Big Data on Reddit
With this project, you can look at how a subreddit reacts to different posts. This allows you to find the general attitude of a large group of people toward a subject passively. Then this same data can be used to find out which sites are posted more for negative content versus positive. It can also be used to find the general mood of a subreddit at any given time. This would allow a news site to not only look at which subjects provoke the largest response from users but also determine the best time to publish it. By using this data smartly, a news site can know when, what, and where to publish any given article for the largest viewership. Plus, because of the way reddit is structured, a news aggregator with a large and active userbase, it is easy to extrapolate this data to the reddit population as a whole using the demographic data of reddit. This would allow the attitude of a large population to be quickly determined on breaking news. It takes away the need to poll and sample opinions as often and lends itself to finding the popular opinion quickly and efficiently.

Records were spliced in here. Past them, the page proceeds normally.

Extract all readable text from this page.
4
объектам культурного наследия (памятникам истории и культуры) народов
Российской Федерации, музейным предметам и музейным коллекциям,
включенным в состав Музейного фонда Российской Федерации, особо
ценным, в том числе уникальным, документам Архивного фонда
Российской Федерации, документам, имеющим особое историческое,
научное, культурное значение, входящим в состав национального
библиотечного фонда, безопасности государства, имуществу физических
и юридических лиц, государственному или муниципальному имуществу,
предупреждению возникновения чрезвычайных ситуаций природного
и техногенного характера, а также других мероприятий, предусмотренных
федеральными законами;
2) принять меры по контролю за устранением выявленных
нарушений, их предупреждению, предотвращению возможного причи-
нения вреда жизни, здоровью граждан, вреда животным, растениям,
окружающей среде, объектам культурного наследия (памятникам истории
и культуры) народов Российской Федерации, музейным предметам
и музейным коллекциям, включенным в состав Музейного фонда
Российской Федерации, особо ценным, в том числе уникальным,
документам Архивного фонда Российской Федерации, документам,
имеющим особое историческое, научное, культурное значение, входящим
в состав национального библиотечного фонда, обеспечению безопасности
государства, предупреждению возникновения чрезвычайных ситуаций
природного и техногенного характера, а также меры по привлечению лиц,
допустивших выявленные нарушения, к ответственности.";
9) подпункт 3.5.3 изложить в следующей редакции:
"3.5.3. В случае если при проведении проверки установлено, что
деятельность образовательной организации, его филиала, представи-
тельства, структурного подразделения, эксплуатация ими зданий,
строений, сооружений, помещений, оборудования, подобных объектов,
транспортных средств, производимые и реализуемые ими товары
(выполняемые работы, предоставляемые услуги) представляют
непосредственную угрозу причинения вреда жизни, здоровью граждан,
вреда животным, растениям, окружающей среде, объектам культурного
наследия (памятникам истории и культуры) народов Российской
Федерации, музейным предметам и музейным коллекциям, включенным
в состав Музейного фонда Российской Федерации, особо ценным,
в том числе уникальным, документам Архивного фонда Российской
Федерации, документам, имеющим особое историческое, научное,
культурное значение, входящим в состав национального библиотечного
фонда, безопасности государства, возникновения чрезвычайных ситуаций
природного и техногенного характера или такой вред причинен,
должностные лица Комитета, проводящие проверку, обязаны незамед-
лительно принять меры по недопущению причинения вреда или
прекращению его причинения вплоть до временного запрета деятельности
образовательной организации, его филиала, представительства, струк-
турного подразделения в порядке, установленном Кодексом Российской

The goal is to later add a database to save the sentiment of all the posts and to also get a better NLP so that more comments can be run though at a time. This would allow for a better sample and would also allow for more analysis to be done, such as finding the key words in a post title that lead to more exposure. It would also allow for me to cross-reference the sentiment of a post to its newspaper on large sample, and therefore determine the overall semtiment that a newspaper displays on certain subjects.
In all, this is a small project that, given time to create a good API and an increased budget for access to better APIs (the ones I'm using now are slow because they're free), could allow for anyone to scrape reddit for the data they need to optimize their release.